Heart Disease and Stroke Rates Closely Tied to National Income
This finding may help health officials design tailored interventions to best fit the needs of developing countries, the researchers say.
“In general, heart disease is still the number one cause of death worldwide, but there is quite a lot of variation across the globe,” said Anthony Kim, MD, MAS, assistant professor of neurology at UCSF .
For instance, there was a wide variation in the mortality rate for stroke highlighted by the new research. Rates ranged from a worldwide low of 25 deaths per 100,000 in the island nation of Seychelles to a high of 249 deaths per 100,000 in Kyrgyzstan – a rate nearly 10 times greater.
In the United States, there are approximately 45 deaths per 100,000 people due to stroke.
Heart disease and stroke are similar in that they are both are caused by reduced or restricted blood flow to vital organs and share many of the same common risk factors, such as hypertension, diabetes, high cholesterol, obesity, physical inactivity and smoking.
However, because they affect very different tissues – the heart and the brain – they diverge in terms of symptoms, approaches to critical care, follow-up treatment and the duration and cost of recovery.
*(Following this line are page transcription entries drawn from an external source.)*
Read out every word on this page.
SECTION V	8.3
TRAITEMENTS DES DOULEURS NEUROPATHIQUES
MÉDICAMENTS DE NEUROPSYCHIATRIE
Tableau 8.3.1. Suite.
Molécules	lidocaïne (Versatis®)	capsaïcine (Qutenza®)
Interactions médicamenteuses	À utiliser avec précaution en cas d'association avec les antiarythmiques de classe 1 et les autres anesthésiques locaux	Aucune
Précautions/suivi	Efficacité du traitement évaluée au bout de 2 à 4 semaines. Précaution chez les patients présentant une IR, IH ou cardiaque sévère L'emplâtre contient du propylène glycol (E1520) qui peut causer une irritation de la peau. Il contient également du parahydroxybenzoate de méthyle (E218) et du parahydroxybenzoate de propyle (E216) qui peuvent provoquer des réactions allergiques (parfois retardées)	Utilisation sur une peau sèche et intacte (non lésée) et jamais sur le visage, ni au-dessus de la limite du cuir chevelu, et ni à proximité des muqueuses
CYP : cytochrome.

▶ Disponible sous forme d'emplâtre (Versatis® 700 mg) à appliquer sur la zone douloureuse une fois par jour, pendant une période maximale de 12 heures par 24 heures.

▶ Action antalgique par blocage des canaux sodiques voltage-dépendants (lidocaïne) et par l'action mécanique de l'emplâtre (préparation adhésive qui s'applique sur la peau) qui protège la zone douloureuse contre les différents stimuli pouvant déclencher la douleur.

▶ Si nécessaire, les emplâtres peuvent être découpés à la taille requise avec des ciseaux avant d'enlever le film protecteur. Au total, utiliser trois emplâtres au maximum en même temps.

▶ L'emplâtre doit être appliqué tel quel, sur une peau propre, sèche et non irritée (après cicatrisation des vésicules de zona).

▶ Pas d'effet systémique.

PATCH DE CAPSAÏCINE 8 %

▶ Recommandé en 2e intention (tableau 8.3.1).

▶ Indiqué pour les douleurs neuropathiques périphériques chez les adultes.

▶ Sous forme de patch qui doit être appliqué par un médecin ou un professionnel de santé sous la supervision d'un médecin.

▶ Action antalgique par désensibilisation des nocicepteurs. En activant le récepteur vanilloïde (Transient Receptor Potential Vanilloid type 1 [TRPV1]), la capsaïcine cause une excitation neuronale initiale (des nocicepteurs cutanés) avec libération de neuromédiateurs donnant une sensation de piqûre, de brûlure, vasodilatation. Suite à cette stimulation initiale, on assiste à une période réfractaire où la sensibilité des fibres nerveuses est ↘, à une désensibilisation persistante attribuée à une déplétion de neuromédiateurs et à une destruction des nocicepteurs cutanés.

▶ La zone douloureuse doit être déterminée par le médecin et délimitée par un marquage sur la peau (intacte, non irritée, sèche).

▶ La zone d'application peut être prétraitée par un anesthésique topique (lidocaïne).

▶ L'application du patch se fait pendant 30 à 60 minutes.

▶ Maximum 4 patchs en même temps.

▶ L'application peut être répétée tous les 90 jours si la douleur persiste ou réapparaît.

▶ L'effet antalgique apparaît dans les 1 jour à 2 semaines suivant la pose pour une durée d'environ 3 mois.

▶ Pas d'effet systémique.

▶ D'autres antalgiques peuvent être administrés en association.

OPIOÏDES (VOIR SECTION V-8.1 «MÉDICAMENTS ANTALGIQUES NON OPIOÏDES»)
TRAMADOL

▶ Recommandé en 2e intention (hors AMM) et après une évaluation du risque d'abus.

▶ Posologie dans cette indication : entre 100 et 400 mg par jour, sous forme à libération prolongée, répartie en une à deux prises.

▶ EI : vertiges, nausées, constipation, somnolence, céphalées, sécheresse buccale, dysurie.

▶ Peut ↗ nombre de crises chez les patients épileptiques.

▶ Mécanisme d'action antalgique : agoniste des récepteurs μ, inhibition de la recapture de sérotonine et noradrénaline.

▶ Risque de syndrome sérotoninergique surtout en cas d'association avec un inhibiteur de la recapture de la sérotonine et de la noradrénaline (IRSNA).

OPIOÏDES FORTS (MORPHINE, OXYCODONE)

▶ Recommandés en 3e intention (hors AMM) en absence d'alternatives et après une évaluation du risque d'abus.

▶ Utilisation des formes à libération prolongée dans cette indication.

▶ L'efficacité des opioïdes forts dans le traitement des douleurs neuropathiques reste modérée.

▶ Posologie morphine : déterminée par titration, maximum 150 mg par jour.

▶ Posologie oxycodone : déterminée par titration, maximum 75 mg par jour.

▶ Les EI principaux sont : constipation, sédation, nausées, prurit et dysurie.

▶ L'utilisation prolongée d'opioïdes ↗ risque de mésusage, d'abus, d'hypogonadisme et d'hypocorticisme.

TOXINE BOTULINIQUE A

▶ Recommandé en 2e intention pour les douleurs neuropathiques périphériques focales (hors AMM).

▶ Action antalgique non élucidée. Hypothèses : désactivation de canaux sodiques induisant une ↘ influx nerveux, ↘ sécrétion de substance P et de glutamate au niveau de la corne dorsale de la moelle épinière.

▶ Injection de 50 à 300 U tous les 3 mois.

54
“There was a striking association with national income,” Kim said.
In the United States, for instance, heart disease is the number one killer and stroke the number four, according to the Centers for Disease Control and Prevention. This also holds true for the Middle East, most of North America, Australia and much of Western Europe.
The opposite is true in many developing countries. Stroke is more prevalent in China, many parts of Africa, Asia and South America.
Overall, nearly 40 percent of all nations have a greater burden of stroke compared to heart disease.
“This is significant,” said Kim, “because knowing that the burden of stroke is higher in some countries focuses attention on developing a better understanding of the reasons for this pattern of disease and may help public health officials to prioritize resources appropriately.”
The study was published in the journal Circulation.